The following forms have been updated with the new expiration date:

What is FMLA?
The FMLA entitles eligible employees to take up to 12 workweeks of unpaid, job-protected leave in a 12-month period for specified family and medical reasons, or for any qualifying exigency arising out of the fact that a covered military member is on active duty, or has been notified of an impending call or order to active duty, in support of a contingency operation.  The FMLA also allows eligible employees to take up to 26 workweeks of job-protected leave in a single 12-month period to care for a covered servicemember with a serious injury or illness.

The FMLA generally applies to employers who employed 50 or more employees in 20 or more workweeks in the current or preceding calendar year. Employees must meet certain eligibility requirements before they are entitled to take FMLA leave.

Guidance on GINA for Employers Requesting Medical Certification
Title II of the Federal Genetic Information Nondiscrimination Act (GINA) prohibits the use of genetic information in employment, restricts employers from requesting, requiring, or purchasing genetic information, and strictly limits the disclosure of genetic information. FAQs issued by the U.S. Equal Employment Opportunity Commission (EEOC) provide guidance for employers to help them comply with GINA when they request medical certification from an employee taking FMLA leave.  Specifically, FAQ #17 states that the final rule under GINA provides that when an employer makes a request for health-related information (e.g., to support an employee’s request for reasonable accommodation under the Americans with Disabilities Act or a request for sick leave), it should warn the employee and/or health care provider from whom it requested the information not to provide genetic information.  The warning may be in writing or oral (if the employer typically does not make such requests in writing).
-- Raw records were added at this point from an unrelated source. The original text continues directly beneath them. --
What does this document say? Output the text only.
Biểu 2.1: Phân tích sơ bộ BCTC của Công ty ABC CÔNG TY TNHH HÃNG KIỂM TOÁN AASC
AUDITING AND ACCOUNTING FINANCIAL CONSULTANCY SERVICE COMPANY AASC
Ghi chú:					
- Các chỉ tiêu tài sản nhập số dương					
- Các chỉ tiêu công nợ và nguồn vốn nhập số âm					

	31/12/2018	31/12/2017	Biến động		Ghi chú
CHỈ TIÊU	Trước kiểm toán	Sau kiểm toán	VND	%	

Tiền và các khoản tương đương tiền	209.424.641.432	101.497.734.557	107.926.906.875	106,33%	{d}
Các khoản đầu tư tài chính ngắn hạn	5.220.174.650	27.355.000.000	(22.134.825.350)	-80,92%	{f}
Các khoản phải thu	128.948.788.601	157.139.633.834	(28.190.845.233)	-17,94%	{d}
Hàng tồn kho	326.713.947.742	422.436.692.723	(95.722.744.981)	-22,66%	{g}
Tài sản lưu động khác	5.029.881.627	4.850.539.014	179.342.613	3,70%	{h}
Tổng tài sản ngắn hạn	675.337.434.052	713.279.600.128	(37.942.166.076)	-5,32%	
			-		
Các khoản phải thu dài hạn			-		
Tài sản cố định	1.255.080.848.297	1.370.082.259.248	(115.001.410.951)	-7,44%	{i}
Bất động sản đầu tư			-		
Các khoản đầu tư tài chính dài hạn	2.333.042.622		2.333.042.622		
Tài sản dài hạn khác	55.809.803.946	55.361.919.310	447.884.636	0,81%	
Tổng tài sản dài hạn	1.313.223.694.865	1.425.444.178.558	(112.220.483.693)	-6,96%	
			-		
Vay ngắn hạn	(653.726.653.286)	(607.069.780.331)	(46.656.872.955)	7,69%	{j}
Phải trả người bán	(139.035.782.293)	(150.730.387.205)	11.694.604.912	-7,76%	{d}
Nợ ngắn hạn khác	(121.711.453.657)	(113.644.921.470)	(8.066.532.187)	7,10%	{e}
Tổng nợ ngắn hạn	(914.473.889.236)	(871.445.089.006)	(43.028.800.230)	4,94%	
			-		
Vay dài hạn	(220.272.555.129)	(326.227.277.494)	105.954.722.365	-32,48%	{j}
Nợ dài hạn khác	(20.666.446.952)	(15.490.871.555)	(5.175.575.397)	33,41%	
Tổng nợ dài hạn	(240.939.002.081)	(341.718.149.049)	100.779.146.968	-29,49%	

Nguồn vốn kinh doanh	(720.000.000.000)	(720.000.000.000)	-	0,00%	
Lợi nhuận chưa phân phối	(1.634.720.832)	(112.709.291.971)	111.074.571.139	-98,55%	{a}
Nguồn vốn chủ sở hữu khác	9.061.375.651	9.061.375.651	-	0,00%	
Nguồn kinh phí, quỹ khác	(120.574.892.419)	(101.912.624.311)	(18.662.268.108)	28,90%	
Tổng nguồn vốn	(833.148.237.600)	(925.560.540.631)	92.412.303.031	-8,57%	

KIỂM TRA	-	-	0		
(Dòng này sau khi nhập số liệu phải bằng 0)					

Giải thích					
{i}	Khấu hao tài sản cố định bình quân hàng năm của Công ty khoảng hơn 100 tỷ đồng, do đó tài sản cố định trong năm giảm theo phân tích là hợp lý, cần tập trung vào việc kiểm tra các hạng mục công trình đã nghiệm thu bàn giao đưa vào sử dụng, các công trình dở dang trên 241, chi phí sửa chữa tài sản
The final rule suggests language such as the following:

The Genetic Information Nondiscrimination Act of 2008 (GINA) prohibits employers and other entities covered by GINA Title II from requesting or requiring genetic information of an individual or family member of the individual, except as specifically allowed by this law.  To comply with this law, we are asking that you not provide any genetic information when responding to this request for medical information. “Genetic information,” as defined by GINA, includes an individual’s family medical history, the results of an individual’s or family member’s genetic tests, the fact that an individual or an individual’s family member sought or received genetic services, and genetic information of a fetus carried by an individual or an individual’s family member or an embryo lawfully held by an individual or family member receiving assistive reproductive services.

According to the EEOC, if this type of warning is provided, any resulting acquisition of genetic information will be considered inadvertent, and therefore not in violation of GINA.  In other words, use of this type of warning creates a “safe harbor” for employers who receive genetic information in response to a request for health-related information.